Similarly, my father, though not nearly as publicly prominent, active, and successful as Ms. Van Derbur’s, enjoyed, to a substantial degree, a favorable public persona—as a professor in the Economics Department at Vanderbilt University; a member of Westminster Presbyterian Church, which counted among its members some of Nashville’s leading citizens; the “head” of a family with a beautiful, intelligent wife (my mother) and three children; and as a man whose eloquence, wit, and gift for telling jokes others found quite attractive and entertaining (at least from what I perceived as a child and was later told to me by my mother) at parties and other social functions.

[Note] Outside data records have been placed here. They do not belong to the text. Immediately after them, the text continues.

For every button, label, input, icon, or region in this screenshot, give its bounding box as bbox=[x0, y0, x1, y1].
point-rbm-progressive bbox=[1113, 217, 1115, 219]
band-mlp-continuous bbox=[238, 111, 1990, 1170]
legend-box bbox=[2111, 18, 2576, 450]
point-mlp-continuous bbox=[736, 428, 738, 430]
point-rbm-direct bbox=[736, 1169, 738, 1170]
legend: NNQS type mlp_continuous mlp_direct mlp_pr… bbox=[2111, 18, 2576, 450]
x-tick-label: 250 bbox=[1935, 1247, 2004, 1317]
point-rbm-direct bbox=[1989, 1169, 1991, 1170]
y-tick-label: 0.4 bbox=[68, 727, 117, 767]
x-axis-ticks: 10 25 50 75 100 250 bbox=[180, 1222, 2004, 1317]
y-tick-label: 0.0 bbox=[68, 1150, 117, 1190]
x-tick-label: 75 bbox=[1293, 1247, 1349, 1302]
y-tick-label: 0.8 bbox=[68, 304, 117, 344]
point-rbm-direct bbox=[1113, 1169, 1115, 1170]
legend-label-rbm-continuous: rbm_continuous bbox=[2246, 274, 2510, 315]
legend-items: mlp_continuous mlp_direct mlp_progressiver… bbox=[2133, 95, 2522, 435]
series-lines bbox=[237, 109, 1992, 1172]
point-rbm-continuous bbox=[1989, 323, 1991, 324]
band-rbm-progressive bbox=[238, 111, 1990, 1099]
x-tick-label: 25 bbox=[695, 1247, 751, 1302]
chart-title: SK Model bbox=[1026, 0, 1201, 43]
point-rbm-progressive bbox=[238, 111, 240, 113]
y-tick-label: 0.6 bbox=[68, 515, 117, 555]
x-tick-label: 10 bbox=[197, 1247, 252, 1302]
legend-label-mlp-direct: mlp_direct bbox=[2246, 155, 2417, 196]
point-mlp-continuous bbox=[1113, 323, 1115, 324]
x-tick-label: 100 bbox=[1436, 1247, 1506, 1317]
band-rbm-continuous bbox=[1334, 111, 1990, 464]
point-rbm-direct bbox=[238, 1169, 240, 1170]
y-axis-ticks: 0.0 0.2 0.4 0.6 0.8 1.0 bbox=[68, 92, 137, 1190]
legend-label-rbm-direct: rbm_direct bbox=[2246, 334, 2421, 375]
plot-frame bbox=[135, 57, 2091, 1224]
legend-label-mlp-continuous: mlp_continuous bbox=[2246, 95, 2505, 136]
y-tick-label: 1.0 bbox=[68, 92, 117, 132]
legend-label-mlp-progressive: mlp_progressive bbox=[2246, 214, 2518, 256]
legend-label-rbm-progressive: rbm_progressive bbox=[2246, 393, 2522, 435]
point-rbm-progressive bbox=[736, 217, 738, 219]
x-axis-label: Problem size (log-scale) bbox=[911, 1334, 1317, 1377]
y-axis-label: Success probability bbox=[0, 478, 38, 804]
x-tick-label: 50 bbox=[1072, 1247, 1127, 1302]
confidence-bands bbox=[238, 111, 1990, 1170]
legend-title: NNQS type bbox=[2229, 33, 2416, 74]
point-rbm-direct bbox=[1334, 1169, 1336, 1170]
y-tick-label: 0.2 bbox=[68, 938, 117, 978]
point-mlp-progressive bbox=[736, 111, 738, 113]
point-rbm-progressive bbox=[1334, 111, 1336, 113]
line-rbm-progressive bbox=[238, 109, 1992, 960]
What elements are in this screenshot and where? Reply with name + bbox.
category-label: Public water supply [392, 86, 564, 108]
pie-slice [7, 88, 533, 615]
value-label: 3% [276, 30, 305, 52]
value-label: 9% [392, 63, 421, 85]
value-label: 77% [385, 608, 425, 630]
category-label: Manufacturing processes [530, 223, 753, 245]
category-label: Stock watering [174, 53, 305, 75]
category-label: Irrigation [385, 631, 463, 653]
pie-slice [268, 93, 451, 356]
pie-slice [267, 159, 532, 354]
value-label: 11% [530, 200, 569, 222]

In my experience, to some people it’s nothing short of incredible that men with public personae as positive and “normal” as those of Ms. Van Derbur’s father and my own could sexually abuse their children. Whereas such people might readily accept, as a general proposition, that appearances often do not reflect—and sometimes to a massive degree—the total reality of a situation, and might just as readily accept the plausibility of imperfections on the part of such fathers—imperfections concealed behind a “perfect” or, at least, highly favorable facade—on the order of, say, an alcohol addiction or verbally or even physically abusive behavior towards their wives and / or children, such people seem to find it impossible to believe that the imperfect behavior of such men could in some cases extend to child sexual abuse.
Why such incredulity? My sense is that the reasons have to do, mainly, with the substantial degrees of shame and taboo that continue to surround child sexual abuse as a topic for intelligent, calmly considered public discussion. The very idea that men so “normal” and successful as my father and Ms. Van Derbur’s could engage in behavior whose mere discussion still suffers so from the depredations of shame and taboo is, to some people, simply unthinkable.
For survivors who’ve been abused by such highly successful men—or, in some cases, women—the possibility of such behavior is, of course, entirely plausible.